In 2013, Mrs. MacIntosh was introduced to the USC Shoah Foundation, the Institute for Visual History and Education. This organization is “dedicated to making audio-visual interviews with survivors and witnesses of the Holocaust and other genocides a compelling voice for education and action.” (USC Shoah Foundation.)1  Understanding the power of a personal story, Shoah has collected over 55,000 video testimonies to keep the important lessons learned from human genocide alive.

Mrs. MacIntosh, who has also taught High School history at SVC, was introduced to the Shoah Foundation by a fellow SVC history teacher.  She began attending lectures, seminars, and professional development programs through the Shoah Foundation and, in the process, developed a deep appreciation for the power of personal testimonies. Over time, that appreciation grew into a passion. So when it came time to write her Master’s thesis, Mrs. MacIntosh chose as her subject “The Use of First-person Narratives on Student Engagement and Effectiveness in the Classroom.”

“The study of history is greater than the telling of a story or a memorization of past events,” said Mrs. MacIntosh.  “History tells of how the past impacts the present, and in turn, the future.

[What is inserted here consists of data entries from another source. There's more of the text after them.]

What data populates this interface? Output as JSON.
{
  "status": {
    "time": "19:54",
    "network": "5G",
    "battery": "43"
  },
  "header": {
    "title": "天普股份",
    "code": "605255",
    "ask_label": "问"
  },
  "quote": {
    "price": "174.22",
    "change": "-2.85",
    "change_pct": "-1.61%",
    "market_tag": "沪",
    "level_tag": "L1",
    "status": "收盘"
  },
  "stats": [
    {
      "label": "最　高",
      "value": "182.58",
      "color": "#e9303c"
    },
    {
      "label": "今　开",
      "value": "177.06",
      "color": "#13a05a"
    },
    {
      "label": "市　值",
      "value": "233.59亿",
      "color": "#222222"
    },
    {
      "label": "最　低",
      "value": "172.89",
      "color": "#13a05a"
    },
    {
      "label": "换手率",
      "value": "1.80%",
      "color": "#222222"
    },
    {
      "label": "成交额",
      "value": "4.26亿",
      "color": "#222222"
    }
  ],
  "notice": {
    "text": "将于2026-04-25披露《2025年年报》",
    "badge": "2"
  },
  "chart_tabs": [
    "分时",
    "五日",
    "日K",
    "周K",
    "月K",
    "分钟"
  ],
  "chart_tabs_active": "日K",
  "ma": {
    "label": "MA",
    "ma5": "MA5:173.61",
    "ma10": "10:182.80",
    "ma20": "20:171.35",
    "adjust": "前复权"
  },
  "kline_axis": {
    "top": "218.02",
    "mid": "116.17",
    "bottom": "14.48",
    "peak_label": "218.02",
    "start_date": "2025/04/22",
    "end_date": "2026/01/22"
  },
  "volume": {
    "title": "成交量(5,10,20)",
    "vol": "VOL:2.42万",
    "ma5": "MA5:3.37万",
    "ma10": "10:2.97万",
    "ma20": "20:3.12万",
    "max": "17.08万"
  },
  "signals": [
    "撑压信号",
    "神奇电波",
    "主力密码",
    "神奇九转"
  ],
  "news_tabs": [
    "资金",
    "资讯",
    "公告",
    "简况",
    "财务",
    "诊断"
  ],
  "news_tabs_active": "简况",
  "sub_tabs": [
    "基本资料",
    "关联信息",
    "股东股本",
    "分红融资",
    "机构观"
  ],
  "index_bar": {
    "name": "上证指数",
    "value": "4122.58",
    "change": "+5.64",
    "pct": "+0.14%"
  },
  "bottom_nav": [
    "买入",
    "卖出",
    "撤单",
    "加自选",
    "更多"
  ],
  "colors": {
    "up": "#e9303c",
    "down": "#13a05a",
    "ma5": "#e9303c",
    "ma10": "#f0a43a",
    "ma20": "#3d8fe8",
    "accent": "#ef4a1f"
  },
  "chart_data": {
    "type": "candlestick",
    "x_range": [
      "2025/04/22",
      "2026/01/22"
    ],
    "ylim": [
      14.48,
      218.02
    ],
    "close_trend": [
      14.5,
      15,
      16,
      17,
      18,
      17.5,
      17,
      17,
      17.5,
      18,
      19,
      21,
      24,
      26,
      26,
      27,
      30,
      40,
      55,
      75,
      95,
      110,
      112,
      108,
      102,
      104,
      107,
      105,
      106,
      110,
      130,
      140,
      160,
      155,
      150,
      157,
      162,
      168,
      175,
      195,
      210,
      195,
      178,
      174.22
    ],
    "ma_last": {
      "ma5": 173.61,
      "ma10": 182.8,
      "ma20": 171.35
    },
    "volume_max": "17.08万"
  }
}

World events increasingly demand informed, engaged problem-solvers – knowledge and skills found in the teaching of history. First-person narratives provide primary source material, written or told by real people dealing with complex issues and problems in their times. They provide a unique capacity to engage students in the study of the past.”

The curriculum is currently under review by USC for use in its Masters of Education (MAED) program.

“We are justifiably proud of Jamie and her exemplary work in preparing educators to bring effective instruction in areas of such profound importance,” said Rod Markum, SVC High School Principal. “She brings that same level of excellence into her classroom and to our office of College & Career Guidance.”

To learn more about the significant work being done by USC’s Shoah Foundation, visit https://sfi.usc.edu/.

 

1“USC Shoah Foundation.” USC Shoah Foundation. N.p., 07 June 2017. Web. 05 June 2017.